Registrando 80 anos desde o final da Segunda Guerra Mundial, o evento verá tropas de ciências presidenciais estudando o presidente presidencial da Praça Tiananmen em Pequim, onde espera -se que Vladimir Putin e outros líderes mundiais da Rússia estejam presentes.
Milhões de chineses foram mortos durante a longa guerra com o Japão Imperial nas décadas de 1930 e 1940. Isso se tornou parte de um conflito global após o ataque a Pearl Harbor em Tóquio em 1941.
O Partido Comunista no poder está realizando uma série de eventos de sucesso nos últimos anos para comemorar a resistência da guerra.
Em 3 de setembro, os militares chineses introduziram o equipamento mais recente e “refletem a evolução da guerra moderna”, disse o major -general Wu Zeke, membro da Comissão Militar Chinesa.
“Todas as armas e equipamentos que participaram desta revisão foram selecionados do sistema de batalha principal produzido no país, que atualmente é um sistema de batalha principal ativo.

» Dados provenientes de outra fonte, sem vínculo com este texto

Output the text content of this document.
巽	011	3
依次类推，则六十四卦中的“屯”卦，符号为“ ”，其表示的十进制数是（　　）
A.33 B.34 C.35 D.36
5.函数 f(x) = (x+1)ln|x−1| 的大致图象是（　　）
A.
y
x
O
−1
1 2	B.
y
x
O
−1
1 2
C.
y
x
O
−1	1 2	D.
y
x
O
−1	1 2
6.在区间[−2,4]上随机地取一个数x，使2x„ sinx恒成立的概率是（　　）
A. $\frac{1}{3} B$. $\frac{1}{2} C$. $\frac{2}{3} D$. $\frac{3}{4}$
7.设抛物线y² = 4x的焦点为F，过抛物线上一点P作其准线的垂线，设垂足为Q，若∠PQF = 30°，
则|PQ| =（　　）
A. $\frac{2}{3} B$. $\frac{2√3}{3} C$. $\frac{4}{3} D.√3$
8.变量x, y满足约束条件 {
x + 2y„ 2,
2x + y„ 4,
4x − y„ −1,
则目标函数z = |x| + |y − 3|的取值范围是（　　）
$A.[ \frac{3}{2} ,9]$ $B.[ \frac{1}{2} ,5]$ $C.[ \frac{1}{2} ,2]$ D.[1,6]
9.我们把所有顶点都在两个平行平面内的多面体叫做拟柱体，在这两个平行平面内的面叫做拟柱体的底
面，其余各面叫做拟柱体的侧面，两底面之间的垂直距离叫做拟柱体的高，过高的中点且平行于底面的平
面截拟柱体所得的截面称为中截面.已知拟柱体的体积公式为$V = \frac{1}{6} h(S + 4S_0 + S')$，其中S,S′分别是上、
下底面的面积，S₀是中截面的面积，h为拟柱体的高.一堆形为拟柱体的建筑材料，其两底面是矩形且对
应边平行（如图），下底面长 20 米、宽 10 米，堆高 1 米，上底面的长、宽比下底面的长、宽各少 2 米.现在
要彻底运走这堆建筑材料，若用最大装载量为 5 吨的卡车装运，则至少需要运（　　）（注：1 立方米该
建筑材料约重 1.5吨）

Isso inclui armas pesadas estratégicas, sistemas de precisão hipersônica e equipamentos não tripulados e anti-abolidos, acrescentou.
O desfile, que dura cerca de 70 minutos, “mostrará completamente as poderosas capacidades dos militares para ganhar a guerra moderna”, disse Wu.
Ele também possui forças terrestres, colunas blindadas, fileiras de aviação e outros equipamentos de luta de alta tecnologia que marcharam em formações.
O Kremlin confirmou que Putin estará presente, e as autoridades chinesas disseram que outros líderes mundiais também devem estar no terreno.
Em março, a China aumentou seus gastos com defesa em 7,2% em 2025.
Esse aumento ocorre quando os militares de Pequim aprofundam sua rápida modernização e concorrência estratégica com os Estados Unidos.
A China tem o segundo maior orçamento militar do mundo, mas fica por trás de seu principal rival estratégico, os Estados Unidos.